1 cup square cheese crackers
1 cup cereal, such as Chex or Cheerios
1 cup pretzel sticks
1 cup corn nuts
2 cups unsalted pecans
1 cup unsalted almonds
1 cup roasted and unsalted peanuts
8 tablespoons butter
1/4 cup freshly squeezed lime juice
1 teaspoon Worcestershire sauce
1 tablespoon brown sugar
2 teaspoons smoked paprika
1 teaspoon ground cinnamon
1 teaspoon chipotle chile powder
1/2 teaspoon granulated garlic
1/2 teaspoon ground cumin
1 teaspoon kosher salt
1 tablespoon lime zest
Preheat the oven to 250°F and line 2 baking sheets with parchment paper. Place the already salted snacks, such as the cheese crackers, cereal, pretzel sticks, and corn nuts in one bowl. Place in another bowl the unsalted pecans, almonds, and peanuts. (If your nuts are already salted, simply add them to the salty snacks bowl.
On low heat, melt the butter in a saucepan. Once melted, turn off the heat. Reserving 2 teaspoons of lime juice, pour the rest of the juice into the pan along with the Worcestershire sauce, brown sugar, smoked paprika, cinnamon, chipotle chile powder, garlic, cumin, and cayenne. Stir until well combined.

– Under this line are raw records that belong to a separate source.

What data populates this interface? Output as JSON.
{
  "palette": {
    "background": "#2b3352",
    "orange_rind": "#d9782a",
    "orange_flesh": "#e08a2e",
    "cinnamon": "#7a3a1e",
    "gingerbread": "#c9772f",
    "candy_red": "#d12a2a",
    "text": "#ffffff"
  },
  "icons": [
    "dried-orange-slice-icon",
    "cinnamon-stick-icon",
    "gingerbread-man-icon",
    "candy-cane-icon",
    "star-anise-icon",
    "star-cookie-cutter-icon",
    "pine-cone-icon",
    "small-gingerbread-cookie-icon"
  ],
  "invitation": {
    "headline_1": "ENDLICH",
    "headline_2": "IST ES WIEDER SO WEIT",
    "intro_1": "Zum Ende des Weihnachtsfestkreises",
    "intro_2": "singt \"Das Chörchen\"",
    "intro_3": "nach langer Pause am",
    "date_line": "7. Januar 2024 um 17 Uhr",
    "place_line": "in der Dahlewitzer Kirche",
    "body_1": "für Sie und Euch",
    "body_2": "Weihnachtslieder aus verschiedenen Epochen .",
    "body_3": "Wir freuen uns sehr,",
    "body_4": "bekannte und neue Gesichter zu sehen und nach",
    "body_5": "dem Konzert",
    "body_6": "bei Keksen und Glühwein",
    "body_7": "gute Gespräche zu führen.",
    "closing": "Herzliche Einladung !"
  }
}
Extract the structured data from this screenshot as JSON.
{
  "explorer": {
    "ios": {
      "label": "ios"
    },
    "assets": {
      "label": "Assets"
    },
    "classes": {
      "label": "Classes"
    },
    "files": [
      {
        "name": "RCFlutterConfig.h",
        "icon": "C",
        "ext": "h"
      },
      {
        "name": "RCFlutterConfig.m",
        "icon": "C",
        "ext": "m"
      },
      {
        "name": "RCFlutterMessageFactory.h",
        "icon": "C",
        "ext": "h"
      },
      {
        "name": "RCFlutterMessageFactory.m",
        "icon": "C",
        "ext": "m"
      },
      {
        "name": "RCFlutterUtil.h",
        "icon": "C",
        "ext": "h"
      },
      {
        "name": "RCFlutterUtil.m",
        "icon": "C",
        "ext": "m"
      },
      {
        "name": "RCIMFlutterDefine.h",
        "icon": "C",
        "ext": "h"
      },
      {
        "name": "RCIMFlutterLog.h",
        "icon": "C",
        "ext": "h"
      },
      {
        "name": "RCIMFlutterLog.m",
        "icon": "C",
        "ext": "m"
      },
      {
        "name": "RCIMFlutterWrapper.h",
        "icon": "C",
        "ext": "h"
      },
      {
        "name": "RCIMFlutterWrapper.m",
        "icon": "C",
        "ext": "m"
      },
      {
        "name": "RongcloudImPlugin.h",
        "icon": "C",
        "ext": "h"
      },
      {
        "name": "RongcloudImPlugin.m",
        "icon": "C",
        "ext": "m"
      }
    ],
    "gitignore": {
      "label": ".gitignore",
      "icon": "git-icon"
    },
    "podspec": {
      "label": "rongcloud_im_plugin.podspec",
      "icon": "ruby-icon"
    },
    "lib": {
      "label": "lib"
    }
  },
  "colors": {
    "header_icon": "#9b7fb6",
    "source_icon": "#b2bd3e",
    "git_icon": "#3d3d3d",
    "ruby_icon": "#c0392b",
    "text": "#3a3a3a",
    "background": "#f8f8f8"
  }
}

Evenly pour the butter over the snacks and nuts in the 2 separate bowls. Stir each until everything is well coated. Add the salt to the nut bowl, then taste and see if more salt is needed.
Combine the contents of the two bowls until everything is mixed well. Taste and adjust seasonings. Stir in the lime zest.
Evenly divide the Texas trash between the 2 sheets, keeping it one layer. Bake uncovered for 45 minutes or until lightly browned and toasted, rotating the sheets in the oven after 20 minutes. When you remove the Texas trash from the oven, evenly sprinkle over it the remaining 2 teaspoons of lime juice. Allow to cool for 15 minutes before serving.
Can keep 1 week in an airtight container.
When making Texas trash, I tend to do 4 cups of crunchy snacks, such as cereal, pretzels, corn nuts, and crackers. Then I balance that with 4 cups of nuts, with my preference being 2 cups of pecans along with 1 cup of almonds and 1 cup of peanuts. Everyone has different tastes, however, and this recipe can be easily changed depending on your preference. For instance, you could substitute sesame crackers for the cheese crackers, or use cashews instead of peanuts, if that’s what you like. As long as you have 8 cups of nuts and crunchy snacks all together, you’re good to go with the amount of butter and spices.